His voice was cool as he focused on the road. “Mimi and I are business acquaintances, nothing more. What makes you so sure I’d have influence on her?”

“Aren’t you in love with her?” Laney blurted out.

“In love!” His hands clenched on the steering wheel, causing the car to sway slightly on the road. Then he looked at her. “What gave you that idea?”

Laney realized she’d gotten it by eavesdropping, and her cheeks went hot. She didn’t want to be indiscreet or spread rumors about her boss. Embarrassed, she shrugged, looking out at the pouring rain. “Most men seem to fall in love with her. I just assumed...”

“You assumed wrong.” He pulled the car abruptly into a spot on the street and parked. “In fact, I’ve been accused of having no heart.”

“That’s not true.” She smiled at him shyly. “You must have one. Why else would you be helping me?”

He gave her a darkly inscrutable glance. Without answer, he turned off the engine and got out of the car.

Laney’s heart pounded as he swiftly strode around the front of the car. He was very tall, at least a foot taller than her, and probably a hundred pounds heavier—a hundred pounds of pure lean muscle. But in spite of his muscle, he moved with almost feline grace beneath his sleek dark suit. Opening her door, he held out his hand.

She stared at it in consternation, wondering if she dared to put her hand in his when it had caused such a powerful reaction in her before.

“Fur?” He said impatiently.

Oh. Blushing, she handed it out to him. He threw the coat casually over his shoulder. It seemed small compared to him. He reached out his hand again. “You.”

For a moment Laney hesitated. She was afraid to make a fool of herself, and the chance seemed high. When she was nervous, she always blurted out stupid things, and Kassius Black made her very nervous.

She timidly placed her hand in his and let him help her out. The warmth and strength of his larger hand against hers did all kinds of strange things to her insides. Dropping his hand quickly, she looked up at the Beaux Arts–style building with a frown. “This doesn’t look like a dry cleaner’s.”

“It’s not. Follow me.”

She followed him through the doors of a very elegant designer boutique. He handed the old fur to the first salesgirl he saw standing inside. “Here. Get rid of this.”

“Of course, sir,” she replied serenely.

“Get rid of it? What are you doing?” Laney cried. “We can’t throw it away!”

But he was looking at the beautiful, well-dressed salesgirl. “Get us a new coat just like it.”

“What?” said Laney.

“Of course, sir,” the girl repeated calmly, and Laney had the sense that her courteous response would have been the same to the request of any wealthy customer, whether it involved tossing a candy wrapper or disposing of a dead body. “We do have one very similar from the same line. The cost is fifty thousand euros.”

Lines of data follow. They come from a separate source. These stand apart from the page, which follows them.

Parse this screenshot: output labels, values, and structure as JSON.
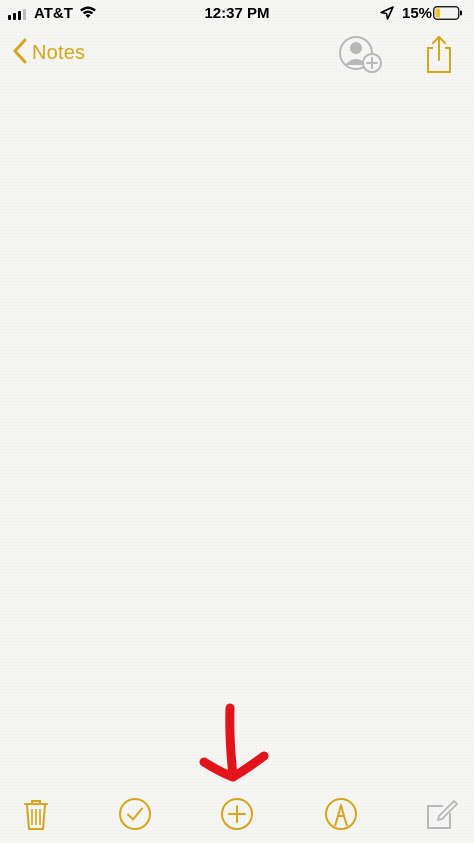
{
  "status_bar": {
    "carrier": "AT&T",
    "time": "12:37 PM",
    "battery_percent": "15%",
    "icons": [
      "signal-icon",
      "wifi-icon",
      "location-arrow-icon",
      "battery-icon"
    ]
  },
  "nav": {
    "back_label": "Notes",
    "back_icon": "chevron-left-icon",
    "add_people_icon": "add-people-icon",
    "share_icon": "share-icon"
  },
  "toolbar": {
    "items": [
      {
        "icon": "trash-icon"
      },
      {
        "icon": "checklist-icon"
      },
      {
        "icon": "plus-circle-icon"
      },
      {
        "icon": "markup-pen-icon"
      },
      {
        "icon": "compose-icon"
      }
    ]
  },
  "colors": {
    "accent": "#d6a51b",
    "background": "#f6f6f4",
    "annotation": "#e3131b",
    "disabled": "#b8b8b8"
  }
}
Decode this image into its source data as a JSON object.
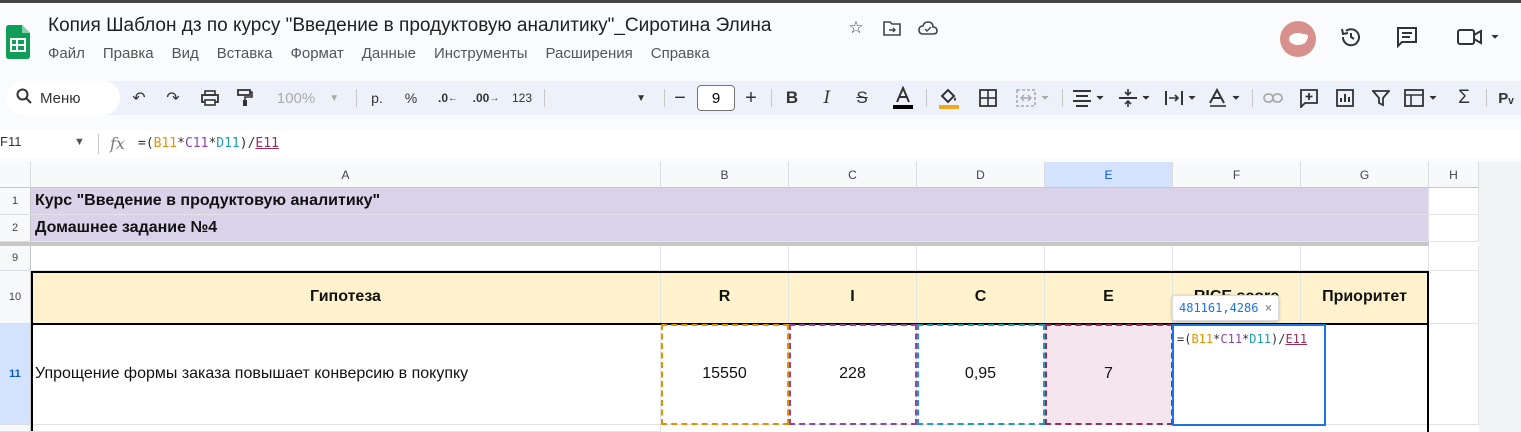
{
  "document": {
    "title": "Копия Шаблон дз по курсу \"Введение в продуктовую аналитику\"_Сиротина Элина"
  },
  "menu": [
    "Файл",
    "Правка",
    "Вид",
    "Вставка",
    "Формат",
    "Данные",
    "Инструменты",
    "Расширения",
    "Справка"
  ],
  "toolbar": {
    "search_label": "Меню",
    "zoom": "100%",
    "currency": "р.",
    "percent": "%",
    "dec_decrease": ".0",
    "dec_increase": ".00",
    "format_num": "123",
    "font_size": "9"
  },
  "formula_bar": {
    "cell_ref": "F11",
    "fx": "fx",
    "formula": {
      "open": "=(",
      "b": "B11",
      "star1": "*",
      "c": "C11",
      "star2": "*",
      "d": "D11",
      "close": ")/",
      "e": "E11"
    }
  },
  "columns": [
    "A",
    "B",
    "C",
    "D",
    "E",
    "F",
    "G",
    "H"
  ],
  "rows": [
    "1",
    "2",
    "9",
    "10",
    "11"
  ],
  "sheet": {
    "r1": "Курс \"Введение в продуктовую аналитику\"",
    "r2": "Домашнее задание №4",
    "headers": {
      "a": "Гипотеза",
      "b": "R",
      "c": "I",
      "d": "C",
      "e": "E",
      "f": "RICE score",
      "g": "Приоритет"
    },
    "row11": {
      "a": "Упрощение формы заказа повышает конверсию в покупку",
      "b": "15550",
      "c": "228",
      "d": "0,95",
      "e": "7"
    },
    "tooltip": "481161,4286",
    "tooltip_close": "×"
  },
  "colors": {
    "purple_band": "#d9d2e9",
    "header_band": "#fff2cc",
    "selection": "#1a73e8",
    "ref_b": "#e69100",
    "ref_c": "#8e44ad",
    "ref_d": "#1e9bb5",
    "ref_e": "#9b2b5b"
  }
}
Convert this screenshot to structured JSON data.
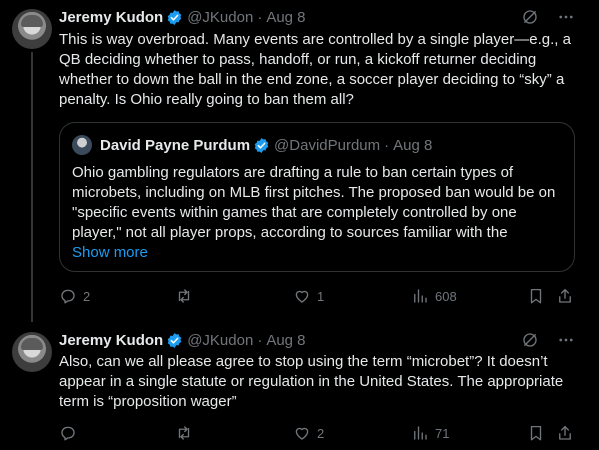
{
  "tweets": [
    {
      "name": "Jeremy Kudon",
      "handle": "@JKudon",
      "separator": "·",
      "date": "Aug 8",
      "text": "This is way overbroad. Many events are controlled by a single player—e.g., a QB  deciding whether to pass, handoff, or run, a kickoff returner deciding whether to down the ball in the end zone, a soccer player deciding to “sky” a penalty. Is Ohio really going to ban them all?",
      "quote": {
        "name": "David Payne Purdum",
        "handle": "@DavidPurdum",
        "separator": "·",
        "date": "Aug 8",
        "text": "Ohio gambling regulators are drafting a rule to ban certain types of microbets, including on MLB first pitches. The proposed ban would be on \"specific events within games that are completely controlled by one player,\" not all player props, according to sources familiar with the",
        "show_more": "Show more"
      },
      "stats": {
        "replies": "2",
        "reposts": "",
        "likes": "1",
        "views": "608"
      }
    },
    {
      "name": "Jeremy Kudon",
      "handle": "@JKudon",
      "separator": "·",
      "date": "Aug 8",
      "text": "Also, can we all please agree to stop using the term “microbet”? It doesn’t appear in a single statute or regulation in the United States. The appropriate term is “proposition wager”",
      "stats": {
        "replies": "",
        "reposts": "",
        "likes": "2",
        "views": "71"
      }
    }
  ],
  "colors": {
    "background": "#000000",
    "text": "#e7e9ea",
    "muted": "#71767b",
    "link": "#1d9bf0",
    "verified": "#1d9bf0",
    "border": "#2f3336"
  },
  "icons": [
    "verified-badge-icon",
    "grok-icon",
    "more-icon",
    "reply-icon",
    "repost-icon",
    "like-icon",
    "views-icon",
    "bookmark-icon",
    "share-icon"
  ]
}
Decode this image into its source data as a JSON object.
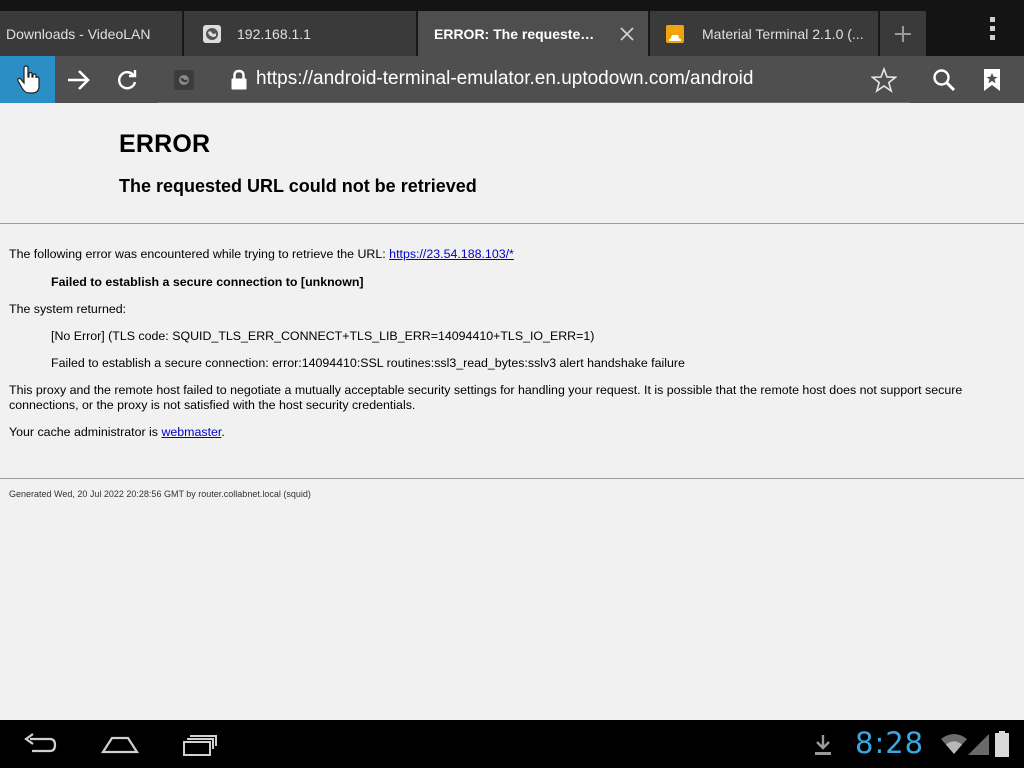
{
  "tabs": [
    {
      "title": "Downloads - VideoLAN",
      "favicon": "none",
      "active": false
    },
    {
      "title": "192.168.1.1",
      "favicon": "globe-icon",
      "active": false
    },
    {
      "title": "ERROR: The requested U...",
      "favicon": "none",
      "active": true
    },
    {
      "title": "Material Terminal 2.1.0 (...",
      "favicon": "vlc-cone-icon",
      "active": false
    }
  ],
  "toolbar": {
    "url": "https://android-terminal-emulator.en.uptodown.com/android"
  },
  "page": {
    "title": "ERROR",
    "subtitle": "The requested URL could not be retrieved",
    "intro_prefix": "The following error was encountered while trying to retrieve the URL: ",
    "intro_link": "https://23.54.188.103/*",
    "failure": "Failed to establish a secure connection to [unknown]",
    "system_returned": "The system returned:",
    "no_error": "[No Error] (TLS code: SQUID_TLS_ERR_CONNECT+TLS_LIB_ERR=14094410+TLS_IO_ERR=1)",
    "ssl_error": "Failed to establish a secure connection: error:14094410:SSL routines:ssl3_read_bytes:sslv3 alert handshake failure",
    "explanation": "This proxy and the remote host failed to negotiate a mutually acceptable security settings for handling your request. It is possible that the remote host does not support secure connections, or the proxy is not satisfied with the host security credentials.",
    "admin_prefix": "Your cache administrator is ",
    "admin_link": "webmaster",
    "admin_suffix": ".",
    "footer": "Generated Wed, 20 Jul 2022 20:28:56 GMT by router.collabnet.local (squid)"
  },
  "statusbar": {
    "clock": "8:28"
  },
  "colors": {
    "accent": "#2b8fc6",
    "clock": "#3aa7e0",
    "link": "#0000cc"
  }
}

Laney nearly staggered to her knees, but Kassius didn’t blink.

“We’ll take it to go.”

Ten minutes later, he was driving her back to the Hôtel de Carillon with the elegantly wrapped new ermine tucked in the trunk, which was confusingly in the front of the car, not the back. Rich people always did some things a little differently, she thought.

But there were some things they did the same.

“There’s only one reason you’d blow all that money on a coat,” Laney informed him as he drove. “Admit it. You’re wildly in love with the comtesse.”

Kassius glanced at her out of the corner of his eye. “I didn’t do it for her.” He gave her a sudden grin. “I did it for you.”

“Me?”

“You know who I am and the resources I have. And yet you haven’t tried to take advantage of the fact that I hit you with my car. You should be claiming whiplash, spinal injury, threatening to sue. That’s what I assumed you were after when you flung yourself in front of my car.”

“I didn’t fling myself anywhere,” she protested.

His dark eyes seemed to trace over her petite, curvaceous body, as if imagining her without her button-up white shirt and khakis. As she blushed, his eyes met hers coolly. “You could be lawyered up, demanding millions.”